Di antara kita berdua, kamu bisa jadi salah satu pihak yang paling beruntung. Maafku kamu dapatkan. Doa baik untukmu pun selalu kupanjatkan. Lalu, aku bisa jadi pihak lainnya yang paling tak berlogika. Melakukan hal tersebut padahal dengan tega telah kamu khianati berkali-kali. Juga kamu tinggalkan aku hingga harus berjuang menyembuhkan luka sendirian. Bodoh dan cinta itu kadang tak bisa dilihat perbedaannya, kan? Bisa kah kamu beritahu aku. Apa yang kulakukan adalah sebuah tindakan dewasa atau sebuah kebodohan anak remaja yang dimabuk asmara?


Senyum manismu yang kulihat dalam mimpiku sejujurnya masih mampu menenangkanku. Mata indahmu pula masih saja mampu membuatku jatuh hati padamu. Luka dan sakitnya hilang seketika. Aku lupa bahwa saat itu kamu tak nyata.

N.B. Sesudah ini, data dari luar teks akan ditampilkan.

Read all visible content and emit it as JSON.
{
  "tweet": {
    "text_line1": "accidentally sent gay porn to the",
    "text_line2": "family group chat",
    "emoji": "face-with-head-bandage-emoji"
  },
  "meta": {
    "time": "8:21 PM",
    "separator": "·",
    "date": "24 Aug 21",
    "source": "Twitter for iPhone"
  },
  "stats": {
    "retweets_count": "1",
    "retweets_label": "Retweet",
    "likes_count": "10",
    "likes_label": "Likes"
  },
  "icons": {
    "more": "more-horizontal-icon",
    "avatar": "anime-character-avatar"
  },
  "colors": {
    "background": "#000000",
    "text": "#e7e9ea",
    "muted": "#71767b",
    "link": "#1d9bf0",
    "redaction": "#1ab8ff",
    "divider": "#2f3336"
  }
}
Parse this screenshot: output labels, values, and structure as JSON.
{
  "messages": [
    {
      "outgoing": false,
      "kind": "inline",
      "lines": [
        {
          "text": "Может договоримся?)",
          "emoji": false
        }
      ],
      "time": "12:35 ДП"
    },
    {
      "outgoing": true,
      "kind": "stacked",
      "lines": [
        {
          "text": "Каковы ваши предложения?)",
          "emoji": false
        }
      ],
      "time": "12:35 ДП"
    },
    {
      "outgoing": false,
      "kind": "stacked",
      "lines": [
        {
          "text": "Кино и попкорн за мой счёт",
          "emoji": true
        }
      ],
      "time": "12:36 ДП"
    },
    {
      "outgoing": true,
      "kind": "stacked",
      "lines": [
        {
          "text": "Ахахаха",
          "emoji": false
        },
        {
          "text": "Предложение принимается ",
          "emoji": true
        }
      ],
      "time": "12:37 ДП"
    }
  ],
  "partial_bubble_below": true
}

Ada hati yang bergemuruh. Rinduku padamu berontak tak berotak. Kuawali pagi ini dengan perasaan hampa tak bermakna. Jiwaku tertinggal dalam mimpi denganmu berdua. Duduk mesra bercengkrama. Menyampaikan rasa yang tak pernah putus asa. Bangsat! Kubilang. Mengapa mimpi harus kembali mengingatkanku betapa kamu pernah sangat kuperjuangkan. Hingga luka yang kamu goreskan pudar ditelan ketidaksadaran.

Melewatkan hari dengan wajah yang pucat pasi. Tak ada lagi kamu di sisi. Hatiku kembali merasa kesepian. Tak ada lagi kamu yang menggenapkan. Sebuah mimpi yang tanpa sengaja ditampilkan. Membuat usahaku untuk lepas darimu berantakan. Jalan keluar dari lingkaran ke-kita-an dengan sadis diluluhlantakkan. Rasanya logikaku tersesat di dalam sebuah perasaan yang tak ingin dihentikan.

Rinduku tak terbantahkan. Rasanya ingin kusampaikan dengan sebuah pertemuan. Biarpun singkat. Tapi itu cukup meredakan meski sesaat. Perlukah aku meruntuhkan ego dengan menyapamu lebih dulu? Padahal aku telah memutuskan untuk berlalu. Perlukah aku menjatuhkan kembali harga diri untuk mengunjungimu? Padahal ada komitmen yang kuciptakan untuk membentengi diri agar hal tersebut tak terjadi.


Disini aku melawan segala pantang. Dengan kuat mempertahankan segala ke-aku-an agar tak terlihat rendah kamu pandang. Meski rindu tak kunjung bisa kuredakan. Semoga aku bisa bertahan untuk melanjutkan perjalanan.